Does anyone know at what age is a woman/man at her sexual peek?
_Posted via Mobile Device_


----------



## Irish1985 (Jan 28, 2011)

*Re: sexual peek*

For women normally between the age of late 30's to mid 40's. Although depends on the woman also. For men it is usually in their teens to mid 20's. Again also depends but those are the averages.


----------



## faithfulwife85 (Jul 4, 2011)

*Re: sexual peek*

Thanks for the rapid response! Just a random thought...
_Posted via Mobile Device_


----------



## Prodigal (Feb 5, 2011)

According to my textbook in health class way back in high school, the authors claimed a man reaches his sexual peak in his late teens, while a woman reaches her's in her 30's. 

I don't put a lot of credence in textbooks. People have sex drives that don't correlate to their supposed "peak" age. I think it becomes less as people get older, but there are plenty of seniors who still rock. 

I can only speak about my own physiology, and it seems to follow the textbook. I certainly had a much stronger sex drive in my 30's, but that's just me.


----------



## faithfulwife85 (Jul 4, 2011)

Interesting.. Any woman in their 30's who agree?
_Posted via Mobile Device_


----------



## Jellybeans (Mar 8, 2011)

Let me tell you, as a woman who turned 30 a few months ago...its true! I feel a lot more sensual now and more sexually adventurous than I ever have before.


----------



## SimplyAmorous (Nov 25, 2009)

*Re: sexual peek*

It happened to me almost the moment I hit age 42 but I know others things played a role in this, such as recently having my last child, getting an IUD and having sexual freedom for the 1st time in my life, oldest just left for college & feeling "damn I am getting old"-where did the time go! Pretty much threw me into a MId life crisis, then I suddenly noticed my husband just wasn't into me the way he used to be - and that bothered me. 

Darn, I wish it happened sooner, I think it could have -if I would have put my mind too it and not been so darn preoccupied with kids & other things. He could have played "a little more of a role too", we both screwed up.


----------



## faithfulwife85 (Jul 4, 2011)

If this is true then I'm looking forward to my 30's. I'm currently 26 yrs old and I have sex 3 to 4 times a week.
_Posted via Mobile Device_


----------



## unbelievable (Aug 20, 2010)

I think my wife must have had her's in a previous life cause it's been nothing but an endless drought over here.


----------



## HappyWife40 (Aug 23, 2011)

Forty is absolutely fabulous! Here though is a great clip about a man's sexual peak: Mark Gungor - Men's Sex Drive - YouTube 
My husband thought it was pretty funny.


----------



## southern wife (Jul 22, 2011)

Jellybeans said:


> Let me tell you, as a woman who turned 30 a few months ago...its true! I feel a lot more sensual now and more sexually adventurous than I ever have before.

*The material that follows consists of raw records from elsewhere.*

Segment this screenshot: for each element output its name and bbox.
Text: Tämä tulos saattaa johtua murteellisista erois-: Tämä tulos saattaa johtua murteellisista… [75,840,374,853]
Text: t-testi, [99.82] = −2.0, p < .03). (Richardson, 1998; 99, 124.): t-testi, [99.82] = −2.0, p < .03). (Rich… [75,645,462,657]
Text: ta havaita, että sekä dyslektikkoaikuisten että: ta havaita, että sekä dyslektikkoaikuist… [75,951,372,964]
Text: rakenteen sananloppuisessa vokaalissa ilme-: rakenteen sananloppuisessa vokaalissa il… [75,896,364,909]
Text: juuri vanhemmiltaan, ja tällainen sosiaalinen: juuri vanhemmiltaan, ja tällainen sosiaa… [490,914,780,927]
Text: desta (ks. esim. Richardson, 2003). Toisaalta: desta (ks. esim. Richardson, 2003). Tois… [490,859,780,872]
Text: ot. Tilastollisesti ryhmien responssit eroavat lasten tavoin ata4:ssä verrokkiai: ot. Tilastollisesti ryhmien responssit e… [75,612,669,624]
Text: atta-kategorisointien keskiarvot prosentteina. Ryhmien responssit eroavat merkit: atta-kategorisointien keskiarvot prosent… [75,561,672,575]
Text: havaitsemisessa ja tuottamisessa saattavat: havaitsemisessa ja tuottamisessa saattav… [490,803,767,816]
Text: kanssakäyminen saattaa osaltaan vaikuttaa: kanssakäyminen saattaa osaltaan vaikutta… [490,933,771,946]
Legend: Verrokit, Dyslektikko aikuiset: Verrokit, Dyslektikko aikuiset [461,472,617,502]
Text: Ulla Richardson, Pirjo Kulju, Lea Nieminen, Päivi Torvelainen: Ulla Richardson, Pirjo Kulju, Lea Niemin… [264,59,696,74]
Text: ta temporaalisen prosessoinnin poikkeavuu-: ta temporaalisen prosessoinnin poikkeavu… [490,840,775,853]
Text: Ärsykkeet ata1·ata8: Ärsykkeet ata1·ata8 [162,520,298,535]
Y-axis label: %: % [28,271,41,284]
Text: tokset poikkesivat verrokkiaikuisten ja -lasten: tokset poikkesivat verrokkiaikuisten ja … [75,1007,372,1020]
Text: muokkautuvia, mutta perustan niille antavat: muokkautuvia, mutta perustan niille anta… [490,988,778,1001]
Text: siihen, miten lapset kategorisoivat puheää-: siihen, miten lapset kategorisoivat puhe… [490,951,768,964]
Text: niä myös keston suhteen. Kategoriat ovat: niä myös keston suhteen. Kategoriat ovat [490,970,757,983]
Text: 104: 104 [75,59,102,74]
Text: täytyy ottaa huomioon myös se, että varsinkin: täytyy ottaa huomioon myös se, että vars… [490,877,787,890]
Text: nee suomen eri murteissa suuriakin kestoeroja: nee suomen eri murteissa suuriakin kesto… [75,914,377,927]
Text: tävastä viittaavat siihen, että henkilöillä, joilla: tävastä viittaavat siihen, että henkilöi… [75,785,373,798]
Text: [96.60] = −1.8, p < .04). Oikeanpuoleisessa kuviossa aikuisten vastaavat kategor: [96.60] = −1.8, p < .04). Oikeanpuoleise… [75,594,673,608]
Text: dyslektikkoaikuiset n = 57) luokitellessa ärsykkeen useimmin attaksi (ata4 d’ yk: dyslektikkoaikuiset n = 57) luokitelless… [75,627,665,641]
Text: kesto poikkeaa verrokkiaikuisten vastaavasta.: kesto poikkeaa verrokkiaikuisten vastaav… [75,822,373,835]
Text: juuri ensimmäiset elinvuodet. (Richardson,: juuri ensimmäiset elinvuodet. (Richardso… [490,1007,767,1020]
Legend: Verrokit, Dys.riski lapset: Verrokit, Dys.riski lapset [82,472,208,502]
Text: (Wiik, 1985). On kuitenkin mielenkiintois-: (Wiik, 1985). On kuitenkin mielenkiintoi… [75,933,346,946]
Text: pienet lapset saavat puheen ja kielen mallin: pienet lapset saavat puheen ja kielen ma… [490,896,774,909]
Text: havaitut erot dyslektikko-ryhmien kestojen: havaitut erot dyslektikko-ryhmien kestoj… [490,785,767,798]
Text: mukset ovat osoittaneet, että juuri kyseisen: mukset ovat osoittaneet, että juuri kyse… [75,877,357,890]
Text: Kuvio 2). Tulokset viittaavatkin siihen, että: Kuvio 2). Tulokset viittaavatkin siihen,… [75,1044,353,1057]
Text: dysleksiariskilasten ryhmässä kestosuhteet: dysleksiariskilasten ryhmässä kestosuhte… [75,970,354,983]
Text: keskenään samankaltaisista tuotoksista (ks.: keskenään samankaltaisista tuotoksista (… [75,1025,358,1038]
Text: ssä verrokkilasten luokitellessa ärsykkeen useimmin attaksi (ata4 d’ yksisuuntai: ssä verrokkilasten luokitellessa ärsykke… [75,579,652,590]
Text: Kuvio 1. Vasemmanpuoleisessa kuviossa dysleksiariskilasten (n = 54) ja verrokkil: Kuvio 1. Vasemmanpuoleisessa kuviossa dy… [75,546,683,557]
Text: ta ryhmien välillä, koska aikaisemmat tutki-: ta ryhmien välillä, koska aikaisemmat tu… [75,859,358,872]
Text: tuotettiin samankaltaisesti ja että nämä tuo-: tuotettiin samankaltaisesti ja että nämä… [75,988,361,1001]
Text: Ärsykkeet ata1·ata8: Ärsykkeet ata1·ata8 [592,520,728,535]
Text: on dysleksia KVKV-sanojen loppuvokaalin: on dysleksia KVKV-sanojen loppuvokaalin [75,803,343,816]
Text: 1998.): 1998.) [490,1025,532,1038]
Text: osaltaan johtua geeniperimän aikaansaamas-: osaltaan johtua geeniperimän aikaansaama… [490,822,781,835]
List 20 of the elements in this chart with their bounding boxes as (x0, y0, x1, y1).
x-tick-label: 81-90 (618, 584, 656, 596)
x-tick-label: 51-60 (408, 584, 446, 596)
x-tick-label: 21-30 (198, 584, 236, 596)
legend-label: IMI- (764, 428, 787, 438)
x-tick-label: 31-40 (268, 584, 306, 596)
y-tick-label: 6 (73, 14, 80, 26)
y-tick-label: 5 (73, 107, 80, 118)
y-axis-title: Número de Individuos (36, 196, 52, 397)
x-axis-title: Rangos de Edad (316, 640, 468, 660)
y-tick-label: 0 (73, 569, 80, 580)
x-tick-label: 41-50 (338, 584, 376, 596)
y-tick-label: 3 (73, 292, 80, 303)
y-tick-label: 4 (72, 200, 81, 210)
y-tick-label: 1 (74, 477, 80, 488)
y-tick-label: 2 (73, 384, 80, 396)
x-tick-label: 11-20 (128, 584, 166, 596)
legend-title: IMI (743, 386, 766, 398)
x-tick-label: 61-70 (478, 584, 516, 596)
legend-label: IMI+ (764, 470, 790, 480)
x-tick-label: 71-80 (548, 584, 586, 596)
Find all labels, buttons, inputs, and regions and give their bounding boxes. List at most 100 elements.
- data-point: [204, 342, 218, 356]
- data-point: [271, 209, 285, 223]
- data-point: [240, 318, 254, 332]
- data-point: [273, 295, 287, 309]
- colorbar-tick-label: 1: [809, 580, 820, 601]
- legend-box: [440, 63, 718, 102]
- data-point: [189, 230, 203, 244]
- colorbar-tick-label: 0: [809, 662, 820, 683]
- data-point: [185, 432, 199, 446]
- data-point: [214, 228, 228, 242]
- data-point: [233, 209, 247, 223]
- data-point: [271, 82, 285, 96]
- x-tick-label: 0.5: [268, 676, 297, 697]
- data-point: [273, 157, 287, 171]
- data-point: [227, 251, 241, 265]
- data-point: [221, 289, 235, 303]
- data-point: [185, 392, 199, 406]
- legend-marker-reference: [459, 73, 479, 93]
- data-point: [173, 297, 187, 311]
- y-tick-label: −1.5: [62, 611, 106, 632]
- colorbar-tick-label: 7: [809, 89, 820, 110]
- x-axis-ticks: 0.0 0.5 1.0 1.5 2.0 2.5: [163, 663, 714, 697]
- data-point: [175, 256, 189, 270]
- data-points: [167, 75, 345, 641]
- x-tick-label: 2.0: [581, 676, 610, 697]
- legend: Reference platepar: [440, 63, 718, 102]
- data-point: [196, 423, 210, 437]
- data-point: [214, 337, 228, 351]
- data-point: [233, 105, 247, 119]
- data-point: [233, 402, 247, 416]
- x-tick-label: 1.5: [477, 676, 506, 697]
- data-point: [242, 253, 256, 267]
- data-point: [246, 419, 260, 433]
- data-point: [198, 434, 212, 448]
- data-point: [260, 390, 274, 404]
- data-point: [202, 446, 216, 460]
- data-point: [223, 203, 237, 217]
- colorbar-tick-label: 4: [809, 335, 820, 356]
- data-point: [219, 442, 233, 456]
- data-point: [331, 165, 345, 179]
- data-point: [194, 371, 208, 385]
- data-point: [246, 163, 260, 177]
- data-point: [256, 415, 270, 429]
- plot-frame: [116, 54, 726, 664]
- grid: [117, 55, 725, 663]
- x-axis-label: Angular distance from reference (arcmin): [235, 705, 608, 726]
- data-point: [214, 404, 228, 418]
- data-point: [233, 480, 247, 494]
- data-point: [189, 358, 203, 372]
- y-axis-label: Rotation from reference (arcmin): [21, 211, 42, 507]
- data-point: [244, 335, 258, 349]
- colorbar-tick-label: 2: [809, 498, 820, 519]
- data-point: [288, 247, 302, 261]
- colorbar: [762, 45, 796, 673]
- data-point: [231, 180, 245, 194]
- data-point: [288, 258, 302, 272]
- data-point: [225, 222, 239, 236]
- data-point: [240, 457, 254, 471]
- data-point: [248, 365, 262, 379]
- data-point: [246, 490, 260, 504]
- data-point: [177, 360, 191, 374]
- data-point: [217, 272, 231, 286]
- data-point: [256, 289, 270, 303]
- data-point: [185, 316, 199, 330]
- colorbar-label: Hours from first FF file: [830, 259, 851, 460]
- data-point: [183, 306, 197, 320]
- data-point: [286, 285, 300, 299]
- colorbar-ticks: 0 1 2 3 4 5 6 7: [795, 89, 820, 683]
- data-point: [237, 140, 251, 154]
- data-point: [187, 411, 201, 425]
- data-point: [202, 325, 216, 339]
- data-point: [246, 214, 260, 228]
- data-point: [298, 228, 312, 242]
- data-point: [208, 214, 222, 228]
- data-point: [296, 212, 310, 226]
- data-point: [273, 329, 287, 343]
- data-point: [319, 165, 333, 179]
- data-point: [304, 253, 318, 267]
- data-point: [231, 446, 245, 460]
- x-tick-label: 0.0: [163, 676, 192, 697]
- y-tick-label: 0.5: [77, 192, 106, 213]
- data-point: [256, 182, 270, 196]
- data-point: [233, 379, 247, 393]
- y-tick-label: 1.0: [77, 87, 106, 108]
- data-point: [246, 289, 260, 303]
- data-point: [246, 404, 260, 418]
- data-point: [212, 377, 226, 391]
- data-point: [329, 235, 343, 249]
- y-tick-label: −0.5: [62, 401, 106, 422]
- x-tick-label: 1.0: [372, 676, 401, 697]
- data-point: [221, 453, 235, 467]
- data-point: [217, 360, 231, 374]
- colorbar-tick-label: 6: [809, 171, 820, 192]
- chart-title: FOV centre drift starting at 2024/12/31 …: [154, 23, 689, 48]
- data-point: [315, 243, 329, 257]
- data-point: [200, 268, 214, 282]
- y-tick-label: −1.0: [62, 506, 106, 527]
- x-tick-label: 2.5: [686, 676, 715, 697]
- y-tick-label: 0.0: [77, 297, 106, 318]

I feel it more so at 40. And looking forward to what's ahead!


----------



## Jellybeans (Mar 8, 2011)

Oooh well now I am excited for my 40s! LOL. My Nan told me that is the best decade ever.


----------



## SimplyAmorous (Nov 25, 2009)

HappyWife40 said:


> Forty is absolutely fabulous!


I have a book written specifically about our sex hormones & how they influence our brains , with chapters on each hormone ->>> 
Amazon.com: The Alchemy of Love and Lust (9780671004446): Theresa L. Crenshaw: Books

....and it states that MEN are in their prime (late teens -early 20's ) and they are MOST sexually matched with these older "Cougars" (late 30's into 40's)-as this is a women's PRIME (sure has proven true for me)...but of coarse this only lasts for a time, as when these Cougars go into menapause -that sweet ride comes to a slower mph.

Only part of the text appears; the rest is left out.